Imaging

X-ray imaging

Conventional imaging with x-rays has been in use for over 100 years. It is based on the absorption of the radiation; the contrast produced in a conventional x-ray image results from differing absorption of components in the object caused by varying composition, thickness or density. Effectively, a shadowgraph is obtained, and this has worked well when there are very large differences in absorption between constituents, such as bone and soft tissue. However, conventional x-ray imaging of soft tissues such as skin, cartilage, ligaments, tendons, lungs, breast tissue and tumours produces information of relatively poor quality.

Pioneering work at The University of Melbourne, CSIRO, and the Synchrotron Laboratory at Daresbury in the UK has shown, however, that conventional x-ray imaging discards much of the valuable information that is generated by the refraction of the x-ray beam by soft tissues. The different refractive indices of the various types of soft tissue cause changes in the direction and phase of the illumination and this can be detected when the highly collimated tuned radiation of a synchrotron is used as a light source together with a very sensitive detection technique.

Diffraction enhanced x-ray imaging

Diffraction enhanced imaging, sometimes called phase contrast imaging, relies on the very small range of angles over which a perfect crystal reflects x-rays. For the most commonly used cut of silicon crystal, this angular range is approximately 3 microradian. If the crystal, placed just after the sample as an analyzer, is rocked through this small angular range, it will act as a very narrow slit, and can separate out the diffraction information from the absorption information in the image. When a diffraction enhanced image is reconstructed from this information, very fine detail can be obtained. The resolution is usually improved by a factor of at least 1000.

T-ray imaging

The advent of high-brilliance synchrotron light has also opened up new possibilities for imaging in the terahertz (THz) region of the spectrum.
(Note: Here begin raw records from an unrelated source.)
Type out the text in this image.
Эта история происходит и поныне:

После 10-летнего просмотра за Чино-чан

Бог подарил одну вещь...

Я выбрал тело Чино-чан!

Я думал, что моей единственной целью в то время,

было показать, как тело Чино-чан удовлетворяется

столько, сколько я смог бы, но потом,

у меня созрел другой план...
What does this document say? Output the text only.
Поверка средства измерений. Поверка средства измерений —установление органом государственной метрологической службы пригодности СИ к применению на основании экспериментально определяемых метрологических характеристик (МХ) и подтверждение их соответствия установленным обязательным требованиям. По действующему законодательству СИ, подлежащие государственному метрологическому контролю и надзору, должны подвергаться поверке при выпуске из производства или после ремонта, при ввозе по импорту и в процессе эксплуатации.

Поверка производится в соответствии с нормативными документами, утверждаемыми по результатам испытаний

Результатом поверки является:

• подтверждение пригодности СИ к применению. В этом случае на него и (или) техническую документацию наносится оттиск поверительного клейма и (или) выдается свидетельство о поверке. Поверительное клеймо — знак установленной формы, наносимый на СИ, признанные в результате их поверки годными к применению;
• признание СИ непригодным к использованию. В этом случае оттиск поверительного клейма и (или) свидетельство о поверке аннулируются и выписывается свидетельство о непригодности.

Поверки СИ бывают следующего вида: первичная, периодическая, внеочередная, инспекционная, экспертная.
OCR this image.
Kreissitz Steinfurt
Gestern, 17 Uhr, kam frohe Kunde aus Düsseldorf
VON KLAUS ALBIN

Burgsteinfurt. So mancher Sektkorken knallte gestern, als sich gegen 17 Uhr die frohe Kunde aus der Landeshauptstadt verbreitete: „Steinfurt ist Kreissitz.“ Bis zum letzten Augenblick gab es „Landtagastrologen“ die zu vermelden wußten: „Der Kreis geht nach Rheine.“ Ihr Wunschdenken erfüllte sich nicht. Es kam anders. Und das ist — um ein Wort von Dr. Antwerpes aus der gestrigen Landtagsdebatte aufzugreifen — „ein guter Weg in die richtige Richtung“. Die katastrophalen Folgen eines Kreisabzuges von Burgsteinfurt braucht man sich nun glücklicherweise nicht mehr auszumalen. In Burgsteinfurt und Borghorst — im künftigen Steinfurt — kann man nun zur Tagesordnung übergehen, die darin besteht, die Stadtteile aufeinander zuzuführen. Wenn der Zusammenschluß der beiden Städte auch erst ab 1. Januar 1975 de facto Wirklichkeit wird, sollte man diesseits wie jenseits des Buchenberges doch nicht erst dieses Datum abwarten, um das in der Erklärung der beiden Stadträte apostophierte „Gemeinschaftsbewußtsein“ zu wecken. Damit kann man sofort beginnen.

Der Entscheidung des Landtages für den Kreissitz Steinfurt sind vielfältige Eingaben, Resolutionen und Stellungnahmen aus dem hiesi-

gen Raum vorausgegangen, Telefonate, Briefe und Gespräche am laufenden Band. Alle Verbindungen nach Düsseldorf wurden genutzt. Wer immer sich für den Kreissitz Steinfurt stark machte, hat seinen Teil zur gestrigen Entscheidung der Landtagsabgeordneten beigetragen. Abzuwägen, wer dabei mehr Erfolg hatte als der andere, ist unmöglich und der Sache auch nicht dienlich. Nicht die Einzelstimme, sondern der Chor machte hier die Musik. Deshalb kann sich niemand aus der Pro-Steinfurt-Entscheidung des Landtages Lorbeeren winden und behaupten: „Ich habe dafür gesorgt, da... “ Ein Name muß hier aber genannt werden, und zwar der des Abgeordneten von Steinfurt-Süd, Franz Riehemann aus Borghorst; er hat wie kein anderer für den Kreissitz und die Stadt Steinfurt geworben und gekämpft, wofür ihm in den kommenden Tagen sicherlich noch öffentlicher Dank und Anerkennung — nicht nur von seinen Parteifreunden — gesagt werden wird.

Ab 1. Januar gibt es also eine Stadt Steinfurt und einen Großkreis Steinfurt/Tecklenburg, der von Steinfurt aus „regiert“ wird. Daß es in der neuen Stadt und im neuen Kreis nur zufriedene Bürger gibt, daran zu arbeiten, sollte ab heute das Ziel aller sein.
So-called T-ray imaging uses pulsed far infrared light. It has great potential as a medical imaging tool because there is no ionization hazard for biological tissue and Rayleigh scattering is many orders of magnitude less for THz radiation than for neighbouring infrared and optical regions of the spectrum.

The THz frequencies correspond to energy levels of molecular rotations and vibrations of DNA and proteins, and these may provide characteristic fingerprints to differentiate biological tissues in a region of the spectrum not previously explored for medical use. In addition, THz wavelengths are particularly sensitive to water, which can indicate tissue condition.

The Australian Synchrotron, which is a high-energy third generation design, is not well-suited to generating THz radiation, and so this capability will not be included in the initial set of beamlines. However synchrotron science continues to develop rapidly, and in the longer term it may be possible to incorporate this capability at the new national facility.